The youth walking from Milwaukee to Madison, 50 Miles More, called on elected officials to support Black lives, the Black LGBTQ+ community and called on them to end gun violence.

The group advocated for the following from Wisconsin elected officials:

• Gov. Tony Evers to condemn use of teargas and rubber bullets

• Another special session on gun violence and a special session on policing in Wisconsin

• Act on the requests of

• Funding for violence prevention

• The state Department of Corrections to release incarcerated people due to prison overcrowding and the inability to social distance during the COVID-19 pandemic

• Wisconsin elected officials to support Black women and Black LGBTQ+ community

“Gen Z has grown up watching videos of Black people being brutalized and killed by police, and we are traumatized,” said Bria Smith, organizer of the Milwaukee to Madison March. “We are calling on all of our elected officials to support Black youth, especially young Black women and Black queer youth in Wisconsin, by committing to being anti-racist.”

The youth completed their march Saturday in Madison with rallies at the State Capitol and the Governor’s Mansion, according to the Wisconsin State Journal.

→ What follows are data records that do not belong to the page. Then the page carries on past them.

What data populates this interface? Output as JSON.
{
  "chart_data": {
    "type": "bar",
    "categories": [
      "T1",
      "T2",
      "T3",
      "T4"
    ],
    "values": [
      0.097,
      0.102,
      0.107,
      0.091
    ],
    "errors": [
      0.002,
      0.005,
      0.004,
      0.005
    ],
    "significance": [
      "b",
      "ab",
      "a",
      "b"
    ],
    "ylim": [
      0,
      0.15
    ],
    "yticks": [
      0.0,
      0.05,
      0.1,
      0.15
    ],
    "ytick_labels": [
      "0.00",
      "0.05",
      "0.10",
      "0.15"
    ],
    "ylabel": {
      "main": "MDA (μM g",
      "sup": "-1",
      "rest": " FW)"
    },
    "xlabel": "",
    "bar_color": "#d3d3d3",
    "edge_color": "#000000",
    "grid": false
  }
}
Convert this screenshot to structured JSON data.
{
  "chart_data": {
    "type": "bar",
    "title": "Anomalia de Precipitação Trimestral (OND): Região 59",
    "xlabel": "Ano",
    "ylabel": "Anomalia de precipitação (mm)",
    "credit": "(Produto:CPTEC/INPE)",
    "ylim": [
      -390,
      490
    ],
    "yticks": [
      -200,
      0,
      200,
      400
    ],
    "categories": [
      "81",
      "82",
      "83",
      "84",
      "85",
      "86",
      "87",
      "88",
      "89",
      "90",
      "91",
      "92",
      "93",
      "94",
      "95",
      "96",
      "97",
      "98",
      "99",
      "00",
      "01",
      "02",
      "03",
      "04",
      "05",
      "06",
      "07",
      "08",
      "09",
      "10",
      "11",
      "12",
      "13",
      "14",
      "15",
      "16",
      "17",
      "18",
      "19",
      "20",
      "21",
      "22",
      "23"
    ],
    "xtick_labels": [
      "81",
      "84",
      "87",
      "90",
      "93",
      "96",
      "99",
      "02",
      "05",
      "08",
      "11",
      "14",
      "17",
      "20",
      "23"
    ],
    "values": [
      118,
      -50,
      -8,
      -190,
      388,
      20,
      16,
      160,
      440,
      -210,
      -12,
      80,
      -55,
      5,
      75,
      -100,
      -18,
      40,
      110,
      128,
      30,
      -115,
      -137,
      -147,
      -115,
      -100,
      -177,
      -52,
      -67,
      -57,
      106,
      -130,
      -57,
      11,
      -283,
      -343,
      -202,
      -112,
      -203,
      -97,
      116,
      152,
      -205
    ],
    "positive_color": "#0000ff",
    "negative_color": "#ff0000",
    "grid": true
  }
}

The 50 Miles More march follows in the footsteps of the Rev. Dr. Martin Luther King Jr.’s 54-mile march from Selma to Montgomery, Alabama, in 1965. In 2018, the group organized a similar march from Madison to Janesville, the hometown of former House Speaker Paul Ryan, to demand gun-control legislation.

“I applaud the young people who get involved to make positive change,” Selck said. “I hope the group feels safe enough to reach out to us to work collaboratively. If there had been notice I think a lot more people from Lake Mills would have came out.”

Selck emphasized he is always willing to hear citizen comments about how his department can be better.

“I’m always willing to meet with people who have questions or concerns about policing in Lake Mills,” he said.